Faltering states, such as Afghanistan and Somalia, are of concern for the whole world community in a globalised world. Chaos and civil war are the worst conditions people can live under. That is also a perfect breeding ground for international terror. The cynicism isn't found in providing military help to try to establish a stable and democratic rule in these countries. The cynicism is found in leaving them alone or secretly peeking as inhumane dictatorships take power.

The fact that general elections, thanks to foreign military presence, can be held for a second time in Afghanistan, is an expression of the solidarity of the world community — but also an expression of our own instinct of self-preservation.

The Independent, London,– on Russia

The accident at Russia's largest hydroelectric power station, the Sayano-Shushenskaya plant in Siberia, has so far cost more than 70 lives. The pictures show utter devastation in the cavernous turbine hall.

As much as one quarter of the electricity Russia generates by hydropower has been knocked out. The authorities say repairs will take many months and the expense will run into billions of roubles. This is an accident, in its way, that has the potential to be almost as devastating for Russia as the 1986 disaster at Chernobyl was for the Soviet Union.

It is a huge blow to national pride. Sayano-Shushenskaya was a landmark Soviet project. ... Repairs will knock a large hole in Russia's budget, which is recovering only slowly from the effects of the global downturn and the slide in commodities prices last year.

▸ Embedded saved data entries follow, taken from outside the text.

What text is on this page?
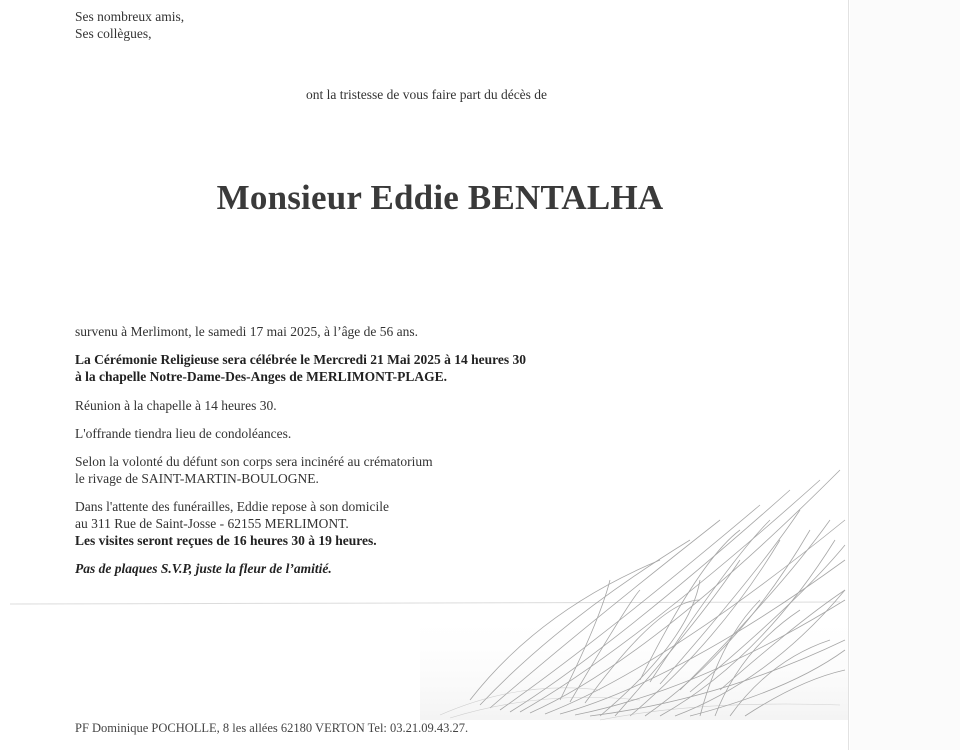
Ses nombreux amis,
Ses collègues,
ont la tristesse de vous faire part du décès de
Monsieur Eddie BENTALHA
survenu à Merlimont, le samedi 17 mai 2025, à l’âge de 56 ans.
La Cérémonie Religieuse sera célébrée le Mercredi 21 Mai 2025 à 14 heures 30
à la chapelle Notre-Dame-Des-Anges de MERLIMONT-PLAGE.
Réunion à la chapelle à 14 heures 30.
L'offrande tiendra lieu de condoléances.
Selon la volonté du défunt son corps sera incinéré au crématorium
le rivage de SAINT-MARTIN-BOULOGNE.
Dans l'attente des funérailles, Eddie repose à son domicile
au 311 Rue de Saint-Josse - 62155 MERLIMONT.
Les visites seront reçues de 16 heures 30 à 19 heures.
Pas de plaques S.V.P, juste la fleur de l’amitié.
PF Dominique POCHOLLE, 8 les allées 62180 VERTON Tel: 03.21.09.43.27.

But the accident apparently caused by a pressure surge in pipes is also a harbinger of something Russia's leaders have long feared: the inexorable degradation of the Soviet-era infrastructure.

From power stations to ports and airports, to pipelines and railways, through city heating plants and the Moscow metro almost everything is in urgent need of renovation.

... If anything good can come of the disaster at the Sayano-Shushenskaya power station, it may be to inject a sense of urgency into the renovation efforts that Russia should have made a national priority after the Soviet Union's demise 18 years ago.